In polnischen Ohren klingt das eher wie eine Drohung, zumal das größte und wichtigste EU-Land im Osten Europas nicht der Euro-Zone angehört und vorerst auch nicht beitreten will. Im Gegenteil: Der Euro gilt als wichtigstes Mittel der Deutschen, um ihre "Dominanz in Europa" auszubauen, von der Kaczynski ebenso spricht wie Trump, meist mit einem Unterton der Feindseligkeit. Polens Rechtsaußen setzt stattdessen im Verein mit den anderen Visegrad-Staaten Tschechien, Slowakei und Ungarn auf ein "Europa der Nationen", ohne bislang allerdings gesagt zu haben, wie eine solche EU konkret aussehen könnte. Kann das irgendwie zusammengehen?

Polnische Kommentatoren weisen im Vorfeld des Merkel-Besuches darauf hin, dass es vor allem in der Sicherheitspolitik viele Gemeinsamkeiten mit den Deutschen gebe. Trumps Erklärung, die Nato sei obsolet, wurde in Osteuropa mit Ernüchterung, teilweise auch mit Entsetzen aufgenommen. Viele Staaten des ehemaligen Warschauer Paktes und ihre Bürger, insbesondere die Balten und die Polen, fühlen sich seit Beginn der Ukraine-Krise akut von Wladimir Putins Russland bedroht. 2016 setzten die Osteuropäer beim Nato-Gipfel in Warschau eine spürbare Verstärkung der westlichen Militärpräsenz in der Region durch. An der Mission beteiligt sich auch die Bundeswehr mit einer 600 Mann starken Panzertruppe in Litauen.

Die konservative Zeitung "Rzeczpospolita" meinte gar, ein Ausbau der deutsch-polnischen Beziehungen zu einer "Führungspartnerschaft in Europa" sei möglich. Außenpolitiker in Warschau verweisen in diesem Zusammenhang gern auf den Post-Brexit-Plan von Bundesfinanzminister Wolfgang Schäuble, der zur Stärkung der EU eine Energieunion, eine engere Militärkooperation und eine gemeinsame digitale Agenda vorgeschlagen hatte ("Europäische Cloud").

Das klingt nach gemeinsamem Aufbruch, und doch droht das Treffen zwischen Kaczynski und Merkel in der Flut der deutsch-polnischen Missstimmungen zu versinken. Die Bundesregierung verfolgt mit wachsendem Unbehagen den autoritären Machtausbau der Kaczynski-Partei im Innern, den die Opposition in Warschau als "Demontage der Demokratie" bewertet. Die EU hat schon vor Jahresfrist ein Rechtsstaatsverfahren gegen Polen eingeleitet, weil die PiS das Verfassungsgericht entmachtet und die staatlichen Medien sowie die Justiz unter Regierungskontrolle gestellt hatte.

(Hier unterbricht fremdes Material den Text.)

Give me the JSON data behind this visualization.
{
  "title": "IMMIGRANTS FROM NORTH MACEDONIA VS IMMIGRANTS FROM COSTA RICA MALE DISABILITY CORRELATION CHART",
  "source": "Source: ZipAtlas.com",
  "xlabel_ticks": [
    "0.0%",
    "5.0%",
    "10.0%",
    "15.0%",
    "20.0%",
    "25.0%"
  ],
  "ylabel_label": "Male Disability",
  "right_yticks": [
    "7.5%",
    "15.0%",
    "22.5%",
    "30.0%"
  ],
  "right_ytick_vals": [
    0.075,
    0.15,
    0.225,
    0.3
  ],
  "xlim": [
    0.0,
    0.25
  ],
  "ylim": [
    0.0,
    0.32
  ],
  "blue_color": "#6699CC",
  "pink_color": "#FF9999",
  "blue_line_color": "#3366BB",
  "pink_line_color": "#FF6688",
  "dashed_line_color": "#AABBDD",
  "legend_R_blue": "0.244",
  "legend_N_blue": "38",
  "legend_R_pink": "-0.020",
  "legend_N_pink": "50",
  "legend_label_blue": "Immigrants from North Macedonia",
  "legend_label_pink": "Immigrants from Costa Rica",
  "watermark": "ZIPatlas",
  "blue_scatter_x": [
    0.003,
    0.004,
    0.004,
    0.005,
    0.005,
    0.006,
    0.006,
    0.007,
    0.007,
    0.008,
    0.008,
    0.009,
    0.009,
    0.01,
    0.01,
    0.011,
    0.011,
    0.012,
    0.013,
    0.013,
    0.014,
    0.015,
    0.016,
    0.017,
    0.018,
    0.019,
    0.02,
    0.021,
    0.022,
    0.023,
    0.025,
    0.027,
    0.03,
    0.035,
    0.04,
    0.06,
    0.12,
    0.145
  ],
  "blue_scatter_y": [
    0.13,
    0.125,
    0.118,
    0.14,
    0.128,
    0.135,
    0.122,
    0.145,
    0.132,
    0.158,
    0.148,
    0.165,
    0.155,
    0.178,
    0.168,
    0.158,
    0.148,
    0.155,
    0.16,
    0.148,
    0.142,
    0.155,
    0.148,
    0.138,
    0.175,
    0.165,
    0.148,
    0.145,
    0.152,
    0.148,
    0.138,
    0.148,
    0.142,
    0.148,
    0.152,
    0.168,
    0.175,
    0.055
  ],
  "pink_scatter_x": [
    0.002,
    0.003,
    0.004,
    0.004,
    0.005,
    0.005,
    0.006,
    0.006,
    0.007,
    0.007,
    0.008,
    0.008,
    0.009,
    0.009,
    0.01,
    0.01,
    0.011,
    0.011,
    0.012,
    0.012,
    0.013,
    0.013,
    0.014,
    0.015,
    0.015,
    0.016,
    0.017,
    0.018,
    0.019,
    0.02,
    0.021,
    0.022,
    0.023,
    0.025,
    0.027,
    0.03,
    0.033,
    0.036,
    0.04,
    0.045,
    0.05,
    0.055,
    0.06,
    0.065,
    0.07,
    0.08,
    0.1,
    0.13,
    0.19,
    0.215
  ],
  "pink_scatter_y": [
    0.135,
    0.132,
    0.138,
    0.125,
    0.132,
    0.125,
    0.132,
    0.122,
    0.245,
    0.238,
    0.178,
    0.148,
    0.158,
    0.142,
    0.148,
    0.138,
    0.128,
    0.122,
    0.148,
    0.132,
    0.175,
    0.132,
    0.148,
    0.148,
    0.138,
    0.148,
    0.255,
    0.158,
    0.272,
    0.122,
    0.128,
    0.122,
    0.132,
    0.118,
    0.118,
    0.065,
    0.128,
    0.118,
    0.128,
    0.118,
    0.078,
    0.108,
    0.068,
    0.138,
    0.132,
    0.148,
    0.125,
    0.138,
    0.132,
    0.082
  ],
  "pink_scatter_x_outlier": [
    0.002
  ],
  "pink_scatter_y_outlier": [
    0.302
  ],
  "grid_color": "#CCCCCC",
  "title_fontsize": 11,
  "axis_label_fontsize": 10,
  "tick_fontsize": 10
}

Merkel hat sich bislang zwar mit öffentlichen Vorwürfen zurückgehalten. Aber Unionsfraktionschef Volker Kauder forderte früh Sanktionen gegen Polen. "Die Regierung in Warschau muss wissen: Bestimmte Grundwerte darf man in Europa nicht verletzen." Es sind genau solche "Attacken", die sich Kaczynski verbittet, wobei er ausdrücklich auch journalistische Kommentare mit einbezieht: "Die deutschen Medien sind sehr regierungstreu. Mich erinnert das an die Zeit der Weimarer Republik, als Polen offen und extrem attackiert worden ist." Die Folgen nach 1939 seien bekannt.